Photograph by John Chiasson

Paste: It would be an understatement to say that you pioneered this [new Americana] movement. You’ve been making this music for 20 years and now… this is what’s popular. This isn’t weird.
Gillian Welch: I’m no longer a maritian. Now I’m part of a scene, which is a nice change.

Paste: So how have you witnessed the genre evolve over the years?

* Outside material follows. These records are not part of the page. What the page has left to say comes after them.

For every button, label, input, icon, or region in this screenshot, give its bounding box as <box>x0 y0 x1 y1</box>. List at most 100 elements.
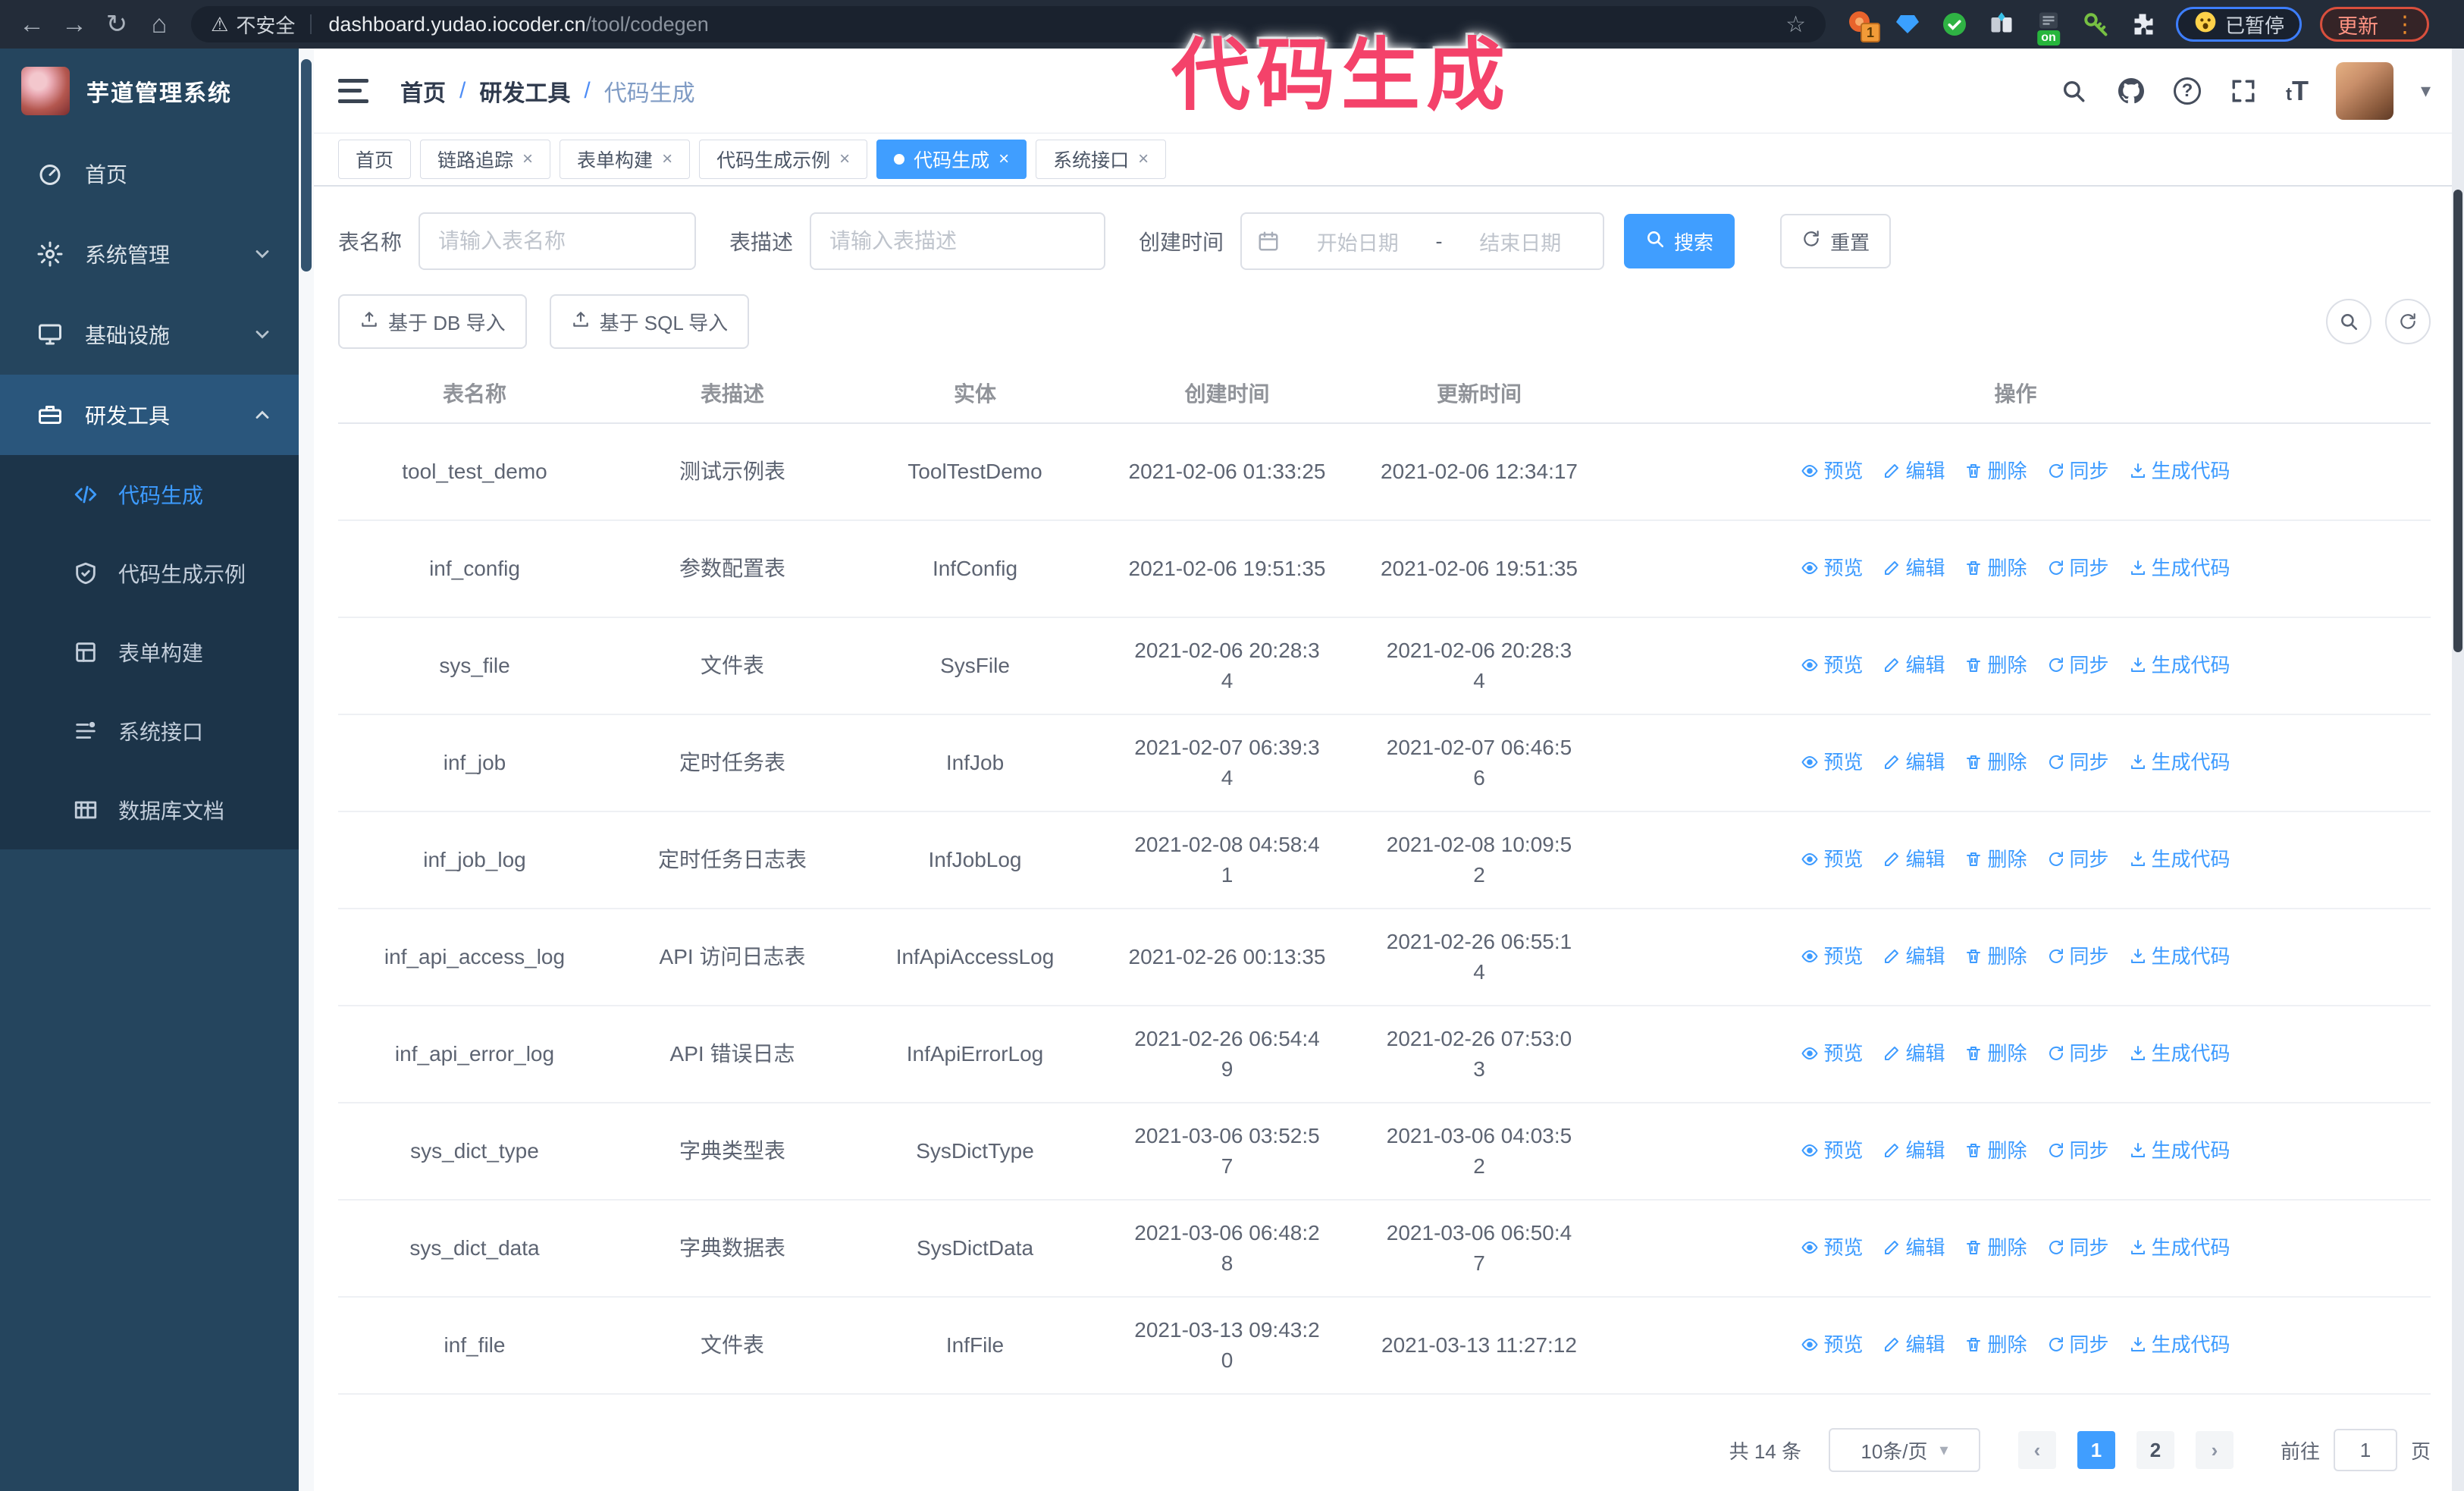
sidebar-scrollbar[interactable] <box>299 49 314 1491</box>
font-size-icon[interactable]: tT <box>2285 74 2309 106</box>
avatar[interactable] <box>2335 61 2393 120</box>
action-sync[interactable]: 同步 <box>2047 1329 2109 1360</box>
action-edit[interactable]: 编辑 <box>1882 747 1945 777</box>
action-eye[interactable]: 预览 <box>1801 941 1863 972</box>
action-trash[interactable]: 删除 <box>1964 747 2027 777</box>
sidebar-menu-item[interactable]: 首页 <box>0 133 299 214</box>
action-eye[interactable]: 预览 <box>1801 1038 1863 1069</box>
action-edit[interactable]: 编辑 <box>1882 1135 1945 1166</box>
sidebar-menu-item[interactable]: 系统管理 <box>0 214 299 294</box>
action-download[interactable]: 生成代码 <box>2129 1038 2230 1069</box>
action-download[interactable]: 生成代码 <box>2129 456 2230 486</box>
sidebar-scrollbar-thumb[interactable] <box>301 59 312 272</box>
page-tab[interactable]: 链路追踪 × <box>420 140 551 179</box>
reset-button[interactable]: 重置 <box>1780 214 1892 268</box>
action-edit[interactable]: 编辑 <box>1882 456 1945 486</box>
chevron-down-icon[interactable]: ▾ <box>2420 79 2431 102</box>
action-download[interactable]: 生成代码 <box>2129 1135 2230 1166</box>
extension-gem-icon[interactable] <box>1892 9 1923 39</box>
refresh-table-button[interactable] <box>2385 299 2431 344</box>
action-edit[interactable]: 编辑 <box>1882 650 1945 680</box>
action-download[interactable]: 生成代码 <box>2129 1232 2230 1263</box>
action-eye[interactable]: 预览 <box>1801 650 1863 680</box>
action-edit[interactable]: 编辑 <box>1882 1038 1945 1069</box>
app-logo-row[interactable]: 芋道管理系统 <box>0 49 299 133</box>
action-edit[interactable]: 编辑 <box>1882 844 1945 874</box>
update-chip[interactable]: 更新 ⋮ <box>2320 7 2430 42</box>
action-download[interactable]: 生成代码 <box>2129 747 2230 777</box>
window-scrollbar[interactable] <box>2452 49 2464 1491</box>
search-icon[interactable] <box>2058 76 2089 106</box>
action-eye[interactable]: 预览 <box>1801 747 1863 777</box>
table-desc-input[interactable] <box>810 212 1106 270</box>
extension-orange-icon[interactable]: 1 <box>1845 9 1880 42</box>
not-secure-label[interactable]: 不安全 <box>236 14 296 37</box>
sidebar-submenu-item[interactable]: 数据库文档 <box>0 771 299 849</box>
home-icon[interactable]: ⌂ <box>151 9 168 39</box>
reload-icon[interactable]: ↻ <box>105 10 128 39</box>
table-name-input[interactable] <box>419 212 697 270</box>
sidebar-submenu-item[interactable]: 系统接口 <box>0 692 299 771</box>
page-number-button[interactable]: 1 <box>2077 1431 2115 1469</box>
action-eye[interactable]: 预览 <box>1801 1135 1863 1166</box>
action-trash[interactable]: 删除 <box>1964 553 2027 583</box>
action-trash[interactable]: 删除 <box>1964 1329 2027 1360</box>
search-button[interactable]: 搜索 <box>1624 214 1735 268</box>
action-edit[interactable]: 编辑 <box>1882 1329 1945 1360</box>
action-eye[interactable]: 预览 <box>1801 1329 1863 1360</box>
hamburger-menu-icon[interactable] <box>338 78 368 103</box>
action-download[interactable]: 生成代码 <box>2129 941 2230 972</box>
back-icon[interactable]: ← <box>19 9 45 39</box>
extension-tabs-icon[interactable] <box>1986 9 2017 39</box>
bookmark-star-icon[interactable]: ☆ <box>1785 11 1806 37</box>
page-tab[interactable]: 表单构建 × <box>560 140 691 179</box>
action-trash[interactable]: 删除 <box>1964 1135 2027 1166</box>
paused-chip[interactable]: 已暂停 <box>2176 7 2303 42</box>
sidebar-menu-item[interactable]: 研发工具 <box>0 375 299 455</box>
page-tab[interactable]: 首页 <box>338 140 412 179</box>
action-trash[interactable]: 删除 <box>1964 1038 2027 1069</box>
action-trash[interactable]: 删除 <box>1964 844 2027 874</box>
forward-icon[interactable]: → <box>61 9 87 39</box>
extension-dark-icon[interactable]: on <box>2033 9 2064 46</box>
action-eye[interactable]: 预览 <box>1801 1232 1863 1263</box>
page-tab[interactable]: 代码生成示例 × <box>699 140 868 179</box>
sidebar-menu-item[interactable]: 基础设施 <box>0 294 299 375</box>
action-edit[interactable]: 编辑 <box>1882 941 1945 972</box>
action-eye[interactable]: 预览 <box>1801 844 1863 874</box>
date-range-picker[interactable]: 开始日期 - 结束日期 <box>1240 212 1605 270</box>
close-icon[interactable]: × <box>522 149 534 169</box>
action-trash[interactable]: 删除 <box>1964 456 2027 486</box>
page-size-select[interactable]: 10条/页 ▾ <box>1828 1428 1980 1472</box>
page-tab[interactable]: 代码生成 × <box>876 140 1027 179</box>
action-edit[interactable]: 编辑 <box>1882 553 1945 583</box>
browser-menu-dots-icon[interactable]: ⋮ <box>2393 11 2417 37</box>
breadcrumb-link[interactable]: 首页 <box>400 80 446 106</box>
close-icon[interactable]: × <box>1138 149 1149 169</box>
action-download[interactable]: 生成代码 <box>2129 650 2230 680</box>
action-sync[interactable]: 同步 <box>2047 747 2109 777</box>
help-icon[interactable]: ? <box>2173 77 2201 105</box>
action-download[interactable]: 生成代码 <box>2129 553 2230 583</box>
action-sync[interactable]: 同步 <box>2047 456 2109 486</box>
next-page-button[interactable]: › <box>2195 1431 2234 1469</box>
action-sync[interactable]: 同步 <box>2047 553 2109 583</box>
action-eye[interactable]: 预览 <box>1801 553 1863 583</box>
url-bar[interactable]: ⚠ 不安全 dashboard.yudao.iocoder.cn /tool/c… <box>191 6 1826 42</box>
action-trash[interactable]: 删除 <box>1964 1232 2027 1263</box>
close-icon[interactable]: × <box>839 149 851 169</box>
breadcrumb-link[interactable]: 研发工具 <box>479 80 571 106</box>
action-sync[interactable]: 同步 <box>2047 1038 2109 1069</box>
toggle-search-button[interactable] <box>2326 299 2372 344</box>
close-icon[interactable]: × <box>998 149 1010 169</box>
fullscreen-icon[interactable] <box>2228 76 2259 106</box>
close-icon[interactable]: × <box>662 149 673 169</box>
page-number-button[interactable]: 2 <box>2136 1431 2174 1469</box>
action-download[interactable]: 生成代码 <box>2129 1329 2230 1360</box>
action-sync[interactable]: 同步 <box>2047 650 2109 680</box>
action-sync[interactable]: 同步 <box>2047 941 2109 972</box>
action-sync[interactable]: 同步 <box>2047 1135 2109 1166</box>
action-trash[interactable]: 删除 <box>1964 650 2027 680</box>
action-sync[interactable]: 同步 <box>2047 844 2109 874</box>
action-trash[interactable]: 删除 <box>1964 941 2027 972</box>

Welch: You know, the coolest thing… I feel like this scene has grown out of a lot of the best aspects of the old time music. And a lot of the stuff that drew my partner and I to it in the first place… there was something about a certain kind of folk music that was almost too soft for us. What I’ll call the “pretty folk.” And at the time when we started, that’s what folk meant. Not to put anybody down, but folk was in a very different place in the late ‘80s, early ‘90s, and I didn’t identify very much with folk. Because it was very pretty, very clean in its way. So I always gravitated toward… old time and bluegrass music, and mountain music because the first time I heard the Stanley Brothers, I immediately understood its relationship to the Velvet Underground, and all this other punk stuff that I was listening to. And I think that’s what this entire scene understands and loves, is there was nothing in its way “softer” about this music. It’s sometimes quieter, but it’s not softer. So all the [laughs] angst, and all of the frustration, and all of the strangeness and outsideness that I felt, and that any person growing up in this age might feel, I was able to connect with this music. Also, it’s worth saying… the darkness and the tragedy of the stories that are so commonplace in this type of music that Dave [Rawlings] and I’s music sprung from. I remember feeling really liberated early on, like, “oh there’s nothing I can’t talk about. I wanna talk about morphine addiction? Fine. I wanna talk about rape? Fine. I wanna talk about suicide? Fine. It all comes out of this tradition. I felt total permission to vent anything I wanted to through this tradition… I’m pretty much a shy girl, and didn’t want to talk about what was going on with me, ever, but through the music it was all okay. That’s like everybody. That’s like every artist. There’s a reason why you express yourself through art, because there’s some way which you can’t do it.